(Bloomberg) -- European natural gas finished mildly lower on Monday after wild price swings caused by an escalation of Russia’s war in Ukraine. 

Kyiv said it will stop electricity exports to western neighbors due to Russian attacks on its energy facilities. While the statement from the Ukrainian energy ministry didn’t mention gas-transit infrastructure, initial reports caused a sharp spike in prices, with benchmark futures jumping as much as 20%. Prices quickly eased, settling at the lowest level in more than three months. 

President Vladimir Putin threatened further missile strikes on Ukraine after Russia hit Kyiv and other cities in the most intense barrage of attacks since the first days of the invasion. For now, shipment orders indicate that gas transit through Ukraine is expected to be stable on Tuesday, based on data from the nation’s grid. 

Still, Monday’s roller-coaster session was a stark reminder of how volatile the market is, even though Russia has already cut its gas supplies to Europe to just a fraction of what it used to ship, and the continent is coping. Record imports of liquefied natural gas, mainly from the US, have helped the region to fill its winter stockpiles to nearly 91%, which have eased some nerves recently and helped keep prices in check. 

Dutch front-month futures, the European benchmark, settled 1.3% lower at 154.12 euros per megawatt-hour, the lowest level since July 1. The UK equivalent slipped 0.6% after briefly rising as much as 22% earlier.

Many traders have already assumed that the little gas Europe is still getting from Russia via Ukraine might come to a halt at some point, said Tom Marzec-Manser, head of gas analytics at ICIS in London. But the escalation of the war is still fueling brief spikes in prices. “The events we are seeing could be playing a part in higher risk premium being added back in, in case of pipeline collateral damage,” he said.

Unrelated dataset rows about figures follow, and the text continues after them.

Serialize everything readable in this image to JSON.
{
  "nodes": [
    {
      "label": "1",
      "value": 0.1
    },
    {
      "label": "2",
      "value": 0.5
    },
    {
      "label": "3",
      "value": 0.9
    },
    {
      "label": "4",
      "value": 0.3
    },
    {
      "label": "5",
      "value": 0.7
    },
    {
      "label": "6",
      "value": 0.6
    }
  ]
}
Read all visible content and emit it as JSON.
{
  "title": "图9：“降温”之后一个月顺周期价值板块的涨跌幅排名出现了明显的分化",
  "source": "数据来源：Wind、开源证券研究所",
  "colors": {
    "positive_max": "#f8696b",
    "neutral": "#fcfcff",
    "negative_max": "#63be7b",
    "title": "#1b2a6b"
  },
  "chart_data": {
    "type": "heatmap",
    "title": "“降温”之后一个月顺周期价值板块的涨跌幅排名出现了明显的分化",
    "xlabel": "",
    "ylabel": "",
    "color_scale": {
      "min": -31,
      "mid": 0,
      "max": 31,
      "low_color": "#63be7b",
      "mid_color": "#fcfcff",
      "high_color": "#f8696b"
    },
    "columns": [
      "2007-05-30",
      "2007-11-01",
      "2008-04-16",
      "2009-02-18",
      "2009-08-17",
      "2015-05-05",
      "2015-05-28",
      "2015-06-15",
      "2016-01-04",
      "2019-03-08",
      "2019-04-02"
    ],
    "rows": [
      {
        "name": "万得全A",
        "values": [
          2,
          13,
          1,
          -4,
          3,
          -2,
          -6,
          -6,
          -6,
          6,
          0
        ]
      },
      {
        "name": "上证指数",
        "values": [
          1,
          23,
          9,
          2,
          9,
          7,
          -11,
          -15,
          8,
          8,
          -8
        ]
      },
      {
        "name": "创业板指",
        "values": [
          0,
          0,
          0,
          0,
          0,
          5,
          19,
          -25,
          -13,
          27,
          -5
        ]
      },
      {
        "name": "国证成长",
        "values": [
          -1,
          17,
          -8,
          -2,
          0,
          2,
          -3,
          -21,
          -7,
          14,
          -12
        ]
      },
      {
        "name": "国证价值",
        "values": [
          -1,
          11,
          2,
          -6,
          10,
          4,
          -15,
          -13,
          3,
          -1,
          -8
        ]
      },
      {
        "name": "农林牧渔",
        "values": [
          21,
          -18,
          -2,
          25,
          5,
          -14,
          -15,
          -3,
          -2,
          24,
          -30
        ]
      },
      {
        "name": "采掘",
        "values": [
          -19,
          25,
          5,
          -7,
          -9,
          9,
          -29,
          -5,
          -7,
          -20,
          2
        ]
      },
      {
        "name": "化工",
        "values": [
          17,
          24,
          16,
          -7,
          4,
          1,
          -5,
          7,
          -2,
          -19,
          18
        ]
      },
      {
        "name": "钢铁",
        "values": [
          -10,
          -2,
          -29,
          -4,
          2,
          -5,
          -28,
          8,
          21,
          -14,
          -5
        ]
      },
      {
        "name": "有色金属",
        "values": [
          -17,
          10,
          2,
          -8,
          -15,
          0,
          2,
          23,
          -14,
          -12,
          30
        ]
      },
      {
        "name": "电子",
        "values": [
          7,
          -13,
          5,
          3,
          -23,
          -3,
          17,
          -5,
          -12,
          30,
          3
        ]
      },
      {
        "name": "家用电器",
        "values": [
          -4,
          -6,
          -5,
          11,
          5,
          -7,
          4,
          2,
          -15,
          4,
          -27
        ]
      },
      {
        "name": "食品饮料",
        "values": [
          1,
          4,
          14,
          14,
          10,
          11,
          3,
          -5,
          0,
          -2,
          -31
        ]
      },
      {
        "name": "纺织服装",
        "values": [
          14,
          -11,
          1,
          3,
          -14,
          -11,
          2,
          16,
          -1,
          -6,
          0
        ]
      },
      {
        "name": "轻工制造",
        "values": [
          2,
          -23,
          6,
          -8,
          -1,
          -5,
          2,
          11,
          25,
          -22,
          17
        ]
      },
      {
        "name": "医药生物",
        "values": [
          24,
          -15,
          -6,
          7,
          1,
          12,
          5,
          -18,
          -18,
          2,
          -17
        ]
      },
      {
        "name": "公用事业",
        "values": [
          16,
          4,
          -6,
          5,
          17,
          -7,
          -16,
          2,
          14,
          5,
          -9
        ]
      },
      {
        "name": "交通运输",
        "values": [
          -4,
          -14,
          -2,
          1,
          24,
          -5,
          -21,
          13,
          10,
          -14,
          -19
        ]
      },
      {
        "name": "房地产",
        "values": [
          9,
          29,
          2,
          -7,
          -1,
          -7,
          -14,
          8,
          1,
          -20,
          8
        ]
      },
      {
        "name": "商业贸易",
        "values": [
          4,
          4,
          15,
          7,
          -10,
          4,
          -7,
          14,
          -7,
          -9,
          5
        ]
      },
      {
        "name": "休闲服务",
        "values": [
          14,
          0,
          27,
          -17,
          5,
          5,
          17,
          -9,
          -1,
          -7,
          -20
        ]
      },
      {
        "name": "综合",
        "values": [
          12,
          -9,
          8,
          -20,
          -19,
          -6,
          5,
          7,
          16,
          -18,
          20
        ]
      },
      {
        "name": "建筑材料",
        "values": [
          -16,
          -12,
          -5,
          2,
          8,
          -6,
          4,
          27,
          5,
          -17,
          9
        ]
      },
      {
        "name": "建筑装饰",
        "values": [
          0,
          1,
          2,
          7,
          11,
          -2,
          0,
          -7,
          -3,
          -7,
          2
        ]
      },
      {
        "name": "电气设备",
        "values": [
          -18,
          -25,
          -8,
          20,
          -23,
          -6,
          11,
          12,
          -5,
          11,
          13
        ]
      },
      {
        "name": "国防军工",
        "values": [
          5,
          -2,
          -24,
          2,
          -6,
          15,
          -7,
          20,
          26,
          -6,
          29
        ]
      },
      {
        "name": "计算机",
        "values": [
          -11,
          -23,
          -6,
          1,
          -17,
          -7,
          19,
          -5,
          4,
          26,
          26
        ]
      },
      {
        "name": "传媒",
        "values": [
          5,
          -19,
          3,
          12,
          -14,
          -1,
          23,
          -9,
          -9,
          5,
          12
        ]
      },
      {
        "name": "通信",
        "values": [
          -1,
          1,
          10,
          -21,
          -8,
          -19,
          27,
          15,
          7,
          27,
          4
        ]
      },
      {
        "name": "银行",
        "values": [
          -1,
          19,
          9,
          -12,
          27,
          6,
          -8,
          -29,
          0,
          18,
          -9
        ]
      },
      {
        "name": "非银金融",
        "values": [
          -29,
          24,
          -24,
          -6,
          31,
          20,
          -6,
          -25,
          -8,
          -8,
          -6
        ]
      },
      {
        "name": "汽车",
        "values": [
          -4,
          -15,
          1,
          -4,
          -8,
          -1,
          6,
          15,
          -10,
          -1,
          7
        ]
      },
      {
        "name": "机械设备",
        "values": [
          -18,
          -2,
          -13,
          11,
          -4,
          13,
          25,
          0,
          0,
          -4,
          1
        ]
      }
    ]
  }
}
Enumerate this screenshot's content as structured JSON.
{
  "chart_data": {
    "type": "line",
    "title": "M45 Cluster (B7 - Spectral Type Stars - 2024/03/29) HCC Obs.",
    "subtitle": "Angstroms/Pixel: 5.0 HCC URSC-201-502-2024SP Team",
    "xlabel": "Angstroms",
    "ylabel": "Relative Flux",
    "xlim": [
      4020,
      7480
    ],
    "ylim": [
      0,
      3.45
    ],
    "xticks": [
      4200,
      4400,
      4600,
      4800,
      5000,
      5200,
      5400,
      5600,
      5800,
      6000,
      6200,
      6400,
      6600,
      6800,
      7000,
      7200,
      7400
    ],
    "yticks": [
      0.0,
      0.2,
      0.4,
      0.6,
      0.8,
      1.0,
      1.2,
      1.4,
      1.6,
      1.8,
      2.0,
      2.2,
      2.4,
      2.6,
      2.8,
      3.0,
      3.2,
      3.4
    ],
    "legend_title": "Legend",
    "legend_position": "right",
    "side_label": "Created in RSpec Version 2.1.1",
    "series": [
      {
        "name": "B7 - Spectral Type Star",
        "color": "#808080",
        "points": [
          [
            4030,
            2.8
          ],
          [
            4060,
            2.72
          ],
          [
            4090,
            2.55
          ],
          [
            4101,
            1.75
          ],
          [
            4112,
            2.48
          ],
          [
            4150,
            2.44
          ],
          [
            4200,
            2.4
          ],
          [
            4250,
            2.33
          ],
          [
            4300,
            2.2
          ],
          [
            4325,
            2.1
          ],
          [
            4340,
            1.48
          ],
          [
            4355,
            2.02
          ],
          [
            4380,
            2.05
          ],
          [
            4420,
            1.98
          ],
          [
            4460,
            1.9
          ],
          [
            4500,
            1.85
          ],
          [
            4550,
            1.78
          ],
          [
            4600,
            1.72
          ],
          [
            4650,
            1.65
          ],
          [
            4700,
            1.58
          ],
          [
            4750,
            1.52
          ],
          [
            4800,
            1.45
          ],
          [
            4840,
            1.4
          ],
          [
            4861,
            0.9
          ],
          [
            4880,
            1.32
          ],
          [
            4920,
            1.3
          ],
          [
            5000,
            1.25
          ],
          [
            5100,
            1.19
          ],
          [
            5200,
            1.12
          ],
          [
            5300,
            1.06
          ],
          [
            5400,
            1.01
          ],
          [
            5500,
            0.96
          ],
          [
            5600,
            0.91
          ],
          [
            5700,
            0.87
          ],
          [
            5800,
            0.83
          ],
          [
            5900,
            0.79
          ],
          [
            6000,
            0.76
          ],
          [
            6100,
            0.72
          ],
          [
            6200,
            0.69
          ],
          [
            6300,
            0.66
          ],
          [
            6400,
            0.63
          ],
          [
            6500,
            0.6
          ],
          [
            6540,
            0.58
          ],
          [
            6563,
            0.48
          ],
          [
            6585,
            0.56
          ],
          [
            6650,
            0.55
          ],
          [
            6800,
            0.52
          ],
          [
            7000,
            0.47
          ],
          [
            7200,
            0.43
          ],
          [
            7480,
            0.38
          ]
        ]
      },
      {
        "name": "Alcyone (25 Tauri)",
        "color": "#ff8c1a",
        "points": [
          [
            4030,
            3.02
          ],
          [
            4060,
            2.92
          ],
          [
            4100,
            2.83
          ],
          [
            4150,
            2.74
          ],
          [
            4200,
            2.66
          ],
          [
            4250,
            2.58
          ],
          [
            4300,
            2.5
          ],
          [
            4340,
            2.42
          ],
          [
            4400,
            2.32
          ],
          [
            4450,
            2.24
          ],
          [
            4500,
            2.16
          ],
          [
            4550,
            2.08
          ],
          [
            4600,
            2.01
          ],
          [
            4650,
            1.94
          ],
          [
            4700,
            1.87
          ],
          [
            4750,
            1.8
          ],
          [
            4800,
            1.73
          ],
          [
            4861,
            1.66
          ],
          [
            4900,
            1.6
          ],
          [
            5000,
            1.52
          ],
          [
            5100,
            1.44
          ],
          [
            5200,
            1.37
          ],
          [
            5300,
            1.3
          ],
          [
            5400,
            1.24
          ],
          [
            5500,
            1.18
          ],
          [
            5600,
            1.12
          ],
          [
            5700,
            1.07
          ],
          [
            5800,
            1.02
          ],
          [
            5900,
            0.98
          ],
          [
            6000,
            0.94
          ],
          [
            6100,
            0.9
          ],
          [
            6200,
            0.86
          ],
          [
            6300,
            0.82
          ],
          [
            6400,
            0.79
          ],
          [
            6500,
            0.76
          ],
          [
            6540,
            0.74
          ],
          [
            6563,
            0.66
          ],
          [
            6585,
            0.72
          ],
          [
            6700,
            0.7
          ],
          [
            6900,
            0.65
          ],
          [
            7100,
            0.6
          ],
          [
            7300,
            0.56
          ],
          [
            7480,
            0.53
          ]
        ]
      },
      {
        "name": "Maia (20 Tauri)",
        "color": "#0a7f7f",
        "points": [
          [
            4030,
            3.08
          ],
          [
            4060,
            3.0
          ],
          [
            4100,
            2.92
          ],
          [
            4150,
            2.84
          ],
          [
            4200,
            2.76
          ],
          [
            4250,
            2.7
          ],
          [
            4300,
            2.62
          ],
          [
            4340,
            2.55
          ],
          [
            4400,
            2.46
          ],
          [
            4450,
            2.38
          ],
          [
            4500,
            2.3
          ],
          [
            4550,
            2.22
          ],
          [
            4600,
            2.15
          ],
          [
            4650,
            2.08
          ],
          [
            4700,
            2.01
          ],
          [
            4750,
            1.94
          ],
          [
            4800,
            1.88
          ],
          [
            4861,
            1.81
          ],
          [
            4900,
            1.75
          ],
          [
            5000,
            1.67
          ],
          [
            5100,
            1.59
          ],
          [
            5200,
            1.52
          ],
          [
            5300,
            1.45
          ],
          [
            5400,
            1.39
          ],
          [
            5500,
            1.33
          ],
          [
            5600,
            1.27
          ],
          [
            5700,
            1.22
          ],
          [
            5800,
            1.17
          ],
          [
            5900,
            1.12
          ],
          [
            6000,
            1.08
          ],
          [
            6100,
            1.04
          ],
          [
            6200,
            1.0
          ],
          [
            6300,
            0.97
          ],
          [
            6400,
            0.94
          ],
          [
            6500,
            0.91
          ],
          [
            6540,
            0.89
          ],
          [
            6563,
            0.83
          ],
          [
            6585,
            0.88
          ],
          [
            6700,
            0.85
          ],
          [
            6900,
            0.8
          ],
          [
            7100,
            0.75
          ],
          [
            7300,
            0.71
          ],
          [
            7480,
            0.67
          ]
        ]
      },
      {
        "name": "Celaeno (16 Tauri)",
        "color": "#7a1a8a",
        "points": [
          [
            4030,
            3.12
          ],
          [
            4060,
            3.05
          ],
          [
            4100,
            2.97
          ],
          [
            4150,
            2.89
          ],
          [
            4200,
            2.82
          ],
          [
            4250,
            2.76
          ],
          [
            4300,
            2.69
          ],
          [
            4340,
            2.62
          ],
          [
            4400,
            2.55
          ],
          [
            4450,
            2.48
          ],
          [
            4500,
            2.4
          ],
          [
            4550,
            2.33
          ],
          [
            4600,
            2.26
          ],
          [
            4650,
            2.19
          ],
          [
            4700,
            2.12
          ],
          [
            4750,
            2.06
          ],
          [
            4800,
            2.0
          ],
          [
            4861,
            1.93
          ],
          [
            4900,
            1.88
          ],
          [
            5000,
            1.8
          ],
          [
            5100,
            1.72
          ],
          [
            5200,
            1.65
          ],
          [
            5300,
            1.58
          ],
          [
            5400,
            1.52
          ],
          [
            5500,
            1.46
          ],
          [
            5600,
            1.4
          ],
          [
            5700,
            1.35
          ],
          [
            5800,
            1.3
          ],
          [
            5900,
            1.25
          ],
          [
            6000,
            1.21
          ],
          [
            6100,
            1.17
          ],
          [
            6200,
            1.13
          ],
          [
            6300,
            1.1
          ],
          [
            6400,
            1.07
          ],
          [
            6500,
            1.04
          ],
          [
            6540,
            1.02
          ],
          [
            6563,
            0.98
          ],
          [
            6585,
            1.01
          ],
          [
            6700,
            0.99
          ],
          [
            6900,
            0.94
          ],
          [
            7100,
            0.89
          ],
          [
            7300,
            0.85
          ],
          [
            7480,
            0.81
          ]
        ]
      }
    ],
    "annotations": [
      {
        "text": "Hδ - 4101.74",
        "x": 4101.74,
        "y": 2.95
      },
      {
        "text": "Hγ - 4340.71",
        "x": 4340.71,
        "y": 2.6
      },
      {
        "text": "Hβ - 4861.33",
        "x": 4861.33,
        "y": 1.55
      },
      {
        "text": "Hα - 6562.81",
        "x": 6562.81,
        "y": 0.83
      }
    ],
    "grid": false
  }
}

Meanwhile, the market is also waiting to see if the European Union governments come up with credible measures to ease the crisis. 

An advisory group to the German government on Monday recommended that the state spend almost 100 billion euros into 2024 to subsidize most gas consumption by households and industry. Officials are expected to issue a decision in the coming weeks.

EU leaders will discuss further steps later this month, but are unlikely to reach an agreement then. The Czech presidency of the block is planning an extraordinary energy council in November to help reach a deal on new measures to bring down gas prices, according to a senior official.